Each evening for more telecasts that I care to remember I am advised by the nightly national news on CBS, NBC, or ABC that a Covid vaccination and booster shot are the best shield to prevent or minimize becoming a pandemic statistic.
Here’s how Dr. Paul Offit, director of the vaccine education center of Philadelphia’s Children’s Hospital, responded Saturday when NBC’s Kristen Welker asked what viewers should do: “To help stop the spread of Omicron, get vaccinated. It’s simple…There is a ticket out of this. Just get vaccinated.”
Being a rational person I had already taken those steps. So I listen passively as I daily sit through similar admonitions from doctors and infectious disease experts.
Passively? Not really. I’m actually quite disturbed that in the face of all this advocacy, after time and again seeing an unvaccinated patient regret their decision not to get the shots while imploring other holdouts to roll up their sleeves, I wonder how could millions ignore these pleas? Could it be that they just don’t hear it?
I don’t watch or listen to Fox News, One America News Network or other conservative media so I don’t know if their newscasts carry similar pleas from and to the unvaccinated. I don’t know what they report from medical experts, though I kinda doubt they link up with credible health officials given their reported attacks on Dr. Anthony Fauci, the government’s lead expert on infectious diseases.
I do know that Fox News commentators like Laura Ingraham and Tucker Carlson have disparaged calls for vaccination and mask mandates. They have contributed to the politicization of medical information. They have engendered medical misinformation and disinformation.
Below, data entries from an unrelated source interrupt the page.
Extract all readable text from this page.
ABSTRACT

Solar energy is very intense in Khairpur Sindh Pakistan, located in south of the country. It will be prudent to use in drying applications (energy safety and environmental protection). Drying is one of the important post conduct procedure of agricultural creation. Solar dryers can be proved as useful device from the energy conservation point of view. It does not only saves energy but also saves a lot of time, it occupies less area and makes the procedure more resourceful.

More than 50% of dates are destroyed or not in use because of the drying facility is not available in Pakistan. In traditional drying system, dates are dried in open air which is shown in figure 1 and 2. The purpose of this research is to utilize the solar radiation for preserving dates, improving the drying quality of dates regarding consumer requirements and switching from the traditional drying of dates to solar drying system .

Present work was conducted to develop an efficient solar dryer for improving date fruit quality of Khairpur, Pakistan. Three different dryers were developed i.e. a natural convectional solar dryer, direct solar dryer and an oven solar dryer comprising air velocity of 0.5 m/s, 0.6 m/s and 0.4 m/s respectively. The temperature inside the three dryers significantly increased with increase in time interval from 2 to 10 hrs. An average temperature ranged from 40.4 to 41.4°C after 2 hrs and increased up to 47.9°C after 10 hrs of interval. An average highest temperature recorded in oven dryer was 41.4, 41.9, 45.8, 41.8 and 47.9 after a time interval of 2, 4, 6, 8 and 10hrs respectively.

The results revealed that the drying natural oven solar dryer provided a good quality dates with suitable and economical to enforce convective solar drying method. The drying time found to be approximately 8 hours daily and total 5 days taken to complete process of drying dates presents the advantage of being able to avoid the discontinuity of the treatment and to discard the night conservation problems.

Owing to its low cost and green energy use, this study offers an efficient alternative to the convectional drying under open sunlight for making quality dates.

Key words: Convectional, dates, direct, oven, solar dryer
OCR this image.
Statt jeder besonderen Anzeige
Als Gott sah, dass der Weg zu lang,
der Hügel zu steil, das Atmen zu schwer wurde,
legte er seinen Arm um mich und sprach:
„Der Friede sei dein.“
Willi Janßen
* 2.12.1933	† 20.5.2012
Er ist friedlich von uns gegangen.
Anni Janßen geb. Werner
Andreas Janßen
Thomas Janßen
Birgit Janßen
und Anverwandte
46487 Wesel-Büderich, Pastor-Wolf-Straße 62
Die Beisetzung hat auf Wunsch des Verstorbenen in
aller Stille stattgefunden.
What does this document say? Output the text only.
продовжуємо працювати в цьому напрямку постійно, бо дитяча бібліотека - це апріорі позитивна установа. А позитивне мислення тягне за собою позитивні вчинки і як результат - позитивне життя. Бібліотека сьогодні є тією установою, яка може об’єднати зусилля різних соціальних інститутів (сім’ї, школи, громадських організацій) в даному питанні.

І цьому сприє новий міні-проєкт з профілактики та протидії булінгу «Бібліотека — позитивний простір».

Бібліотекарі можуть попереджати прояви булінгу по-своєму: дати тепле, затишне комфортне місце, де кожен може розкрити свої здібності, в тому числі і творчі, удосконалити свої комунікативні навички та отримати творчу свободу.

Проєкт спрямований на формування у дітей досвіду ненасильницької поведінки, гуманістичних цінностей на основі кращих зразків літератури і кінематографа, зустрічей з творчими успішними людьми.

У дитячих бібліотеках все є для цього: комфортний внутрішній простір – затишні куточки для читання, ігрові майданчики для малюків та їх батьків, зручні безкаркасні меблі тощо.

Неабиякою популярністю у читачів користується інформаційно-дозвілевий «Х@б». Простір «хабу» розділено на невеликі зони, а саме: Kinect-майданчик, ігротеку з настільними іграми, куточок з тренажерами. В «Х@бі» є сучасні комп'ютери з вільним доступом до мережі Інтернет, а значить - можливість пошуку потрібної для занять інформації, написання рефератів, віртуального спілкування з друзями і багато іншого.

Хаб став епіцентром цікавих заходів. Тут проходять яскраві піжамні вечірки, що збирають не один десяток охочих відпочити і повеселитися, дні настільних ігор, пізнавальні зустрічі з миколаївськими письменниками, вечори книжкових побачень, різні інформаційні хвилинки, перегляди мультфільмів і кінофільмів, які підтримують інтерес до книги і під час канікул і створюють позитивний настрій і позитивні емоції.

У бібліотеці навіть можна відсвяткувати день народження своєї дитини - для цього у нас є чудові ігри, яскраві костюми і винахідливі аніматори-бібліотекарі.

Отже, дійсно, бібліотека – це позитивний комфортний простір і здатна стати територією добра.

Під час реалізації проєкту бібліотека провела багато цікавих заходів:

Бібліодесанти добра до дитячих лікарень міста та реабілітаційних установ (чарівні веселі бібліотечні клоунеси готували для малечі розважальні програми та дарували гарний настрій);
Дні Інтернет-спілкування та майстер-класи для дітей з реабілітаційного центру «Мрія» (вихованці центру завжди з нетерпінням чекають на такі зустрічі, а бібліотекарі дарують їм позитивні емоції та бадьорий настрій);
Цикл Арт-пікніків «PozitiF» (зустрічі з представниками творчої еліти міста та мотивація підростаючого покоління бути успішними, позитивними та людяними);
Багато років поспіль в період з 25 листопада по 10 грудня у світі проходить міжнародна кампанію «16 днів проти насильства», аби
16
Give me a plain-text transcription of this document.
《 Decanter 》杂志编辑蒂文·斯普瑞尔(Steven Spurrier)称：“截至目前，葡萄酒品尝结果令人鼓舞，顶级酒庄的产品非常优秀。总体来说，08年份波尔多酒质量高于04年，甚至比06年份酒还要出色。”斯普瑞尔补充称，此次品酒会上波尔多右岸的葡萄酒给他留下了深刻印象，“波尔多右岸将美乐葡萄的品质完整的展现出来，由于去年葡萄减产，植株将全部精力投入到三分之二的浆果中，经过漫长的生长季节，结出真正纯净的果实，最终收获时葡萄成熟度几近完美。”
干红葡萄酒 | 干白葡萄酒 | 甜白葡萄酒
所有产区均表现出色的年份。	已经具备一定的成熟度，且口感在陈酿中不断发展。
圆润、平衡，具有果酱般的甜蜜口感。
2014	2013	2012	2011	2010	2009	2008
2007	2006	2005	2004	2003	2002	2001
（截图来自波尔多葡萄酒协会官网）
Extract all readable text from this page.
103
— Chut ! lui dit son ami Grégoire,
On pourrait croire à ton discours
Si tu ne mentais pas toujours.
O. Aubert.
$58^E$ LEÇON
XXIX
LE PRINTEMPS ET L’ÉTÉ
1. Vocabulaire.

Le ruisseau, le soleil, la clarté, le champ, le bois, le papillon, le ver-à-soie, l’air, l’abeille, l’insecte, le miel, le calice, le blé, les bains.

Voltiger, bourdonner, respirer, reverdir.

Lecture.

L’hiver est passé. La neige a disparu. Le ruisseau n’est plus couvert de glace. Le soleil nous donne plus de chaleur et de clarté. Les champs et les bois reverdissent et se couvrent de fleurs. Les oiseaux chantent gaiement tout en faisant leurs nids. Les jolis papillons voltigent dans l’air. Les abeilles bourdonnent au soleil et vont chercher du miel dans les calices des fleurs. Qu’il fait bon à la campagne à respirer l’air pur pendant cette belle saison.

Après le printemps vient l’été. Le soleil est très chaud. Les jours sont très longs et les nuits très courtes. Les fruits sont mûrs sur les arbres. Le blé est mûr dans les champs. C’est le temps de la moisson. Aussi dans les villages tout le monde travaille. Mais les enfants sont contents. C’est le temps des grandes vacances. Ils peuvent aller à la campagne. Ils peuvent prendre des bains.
Having inflamed seeds of distrust in government, the godfather of the vaccines, Donald Trump, has not been able to sway his followers to get inoculated. During recent rally appearances he has been booed after advocating vaccinations.
It has been widely documented that the highest levels of Covid infections occur in counties that voted overwhelmingly for Trump in 2020.
Sadly, failure to get vaccinated is not confined to Trumpers. It’s prevalent overseas, as well.
“The inertia (to get vaccinated) comes because they can’t be bothered, because as far as they are concerned the fear of Covid is overblown and affects only the elderly or the chronically sick and vulnerable,” says Dr. Charles Martey of Accra, Ghana.
His solution to overcoming their resistance: “Don’t tell them about the wonders of the vaccine, tell them about the horrors of Covid,” he advised The Clarion, a northern England online news outlet.
I’m not sure that is extreme enough to get their attention. Already, some companies, such as Delta Air Lines, are assessing unvaccinated workers an extra health insurance fee—Delta’s surcharge is $200 a month. Delta saw an uptick in vaccinated employees after the surcharge was announced.
Pocketbook penalties might not be enough.
With daily reports that hospitals are overwhelmed, with staff near burnout status, perhaps we need to implement a triage approach: Given a choice between treating a vaccinated patient or an unvaxxed one, admit the former to intensive care. Send the unvaccinated home.
It’s a cruel choice, one made every day on battlefields, scenes of disaster, and emergency rooms. “In medicine, triage is a practice invoked when acute care cannot be provided for lack of resources. The process rations care towards those who are most in need of immediate care, and who benefit most from it,” says Wikipedia.
In the case of unvaccinated Covid patients, I would add a criterion—having rejected exhortations to get inoculated, even the most dire unvaccinated do not deserve to benefit from the best practices of the medical and scientific communities.
Government has provided a means to combat the pandemic. To take advantage of the process, individuals must first demonstrate a willingness to be part of the solution. Easily done. As Dr. Offit said, “It’s simple…There is a ticket out of this. Just get vaccinated.”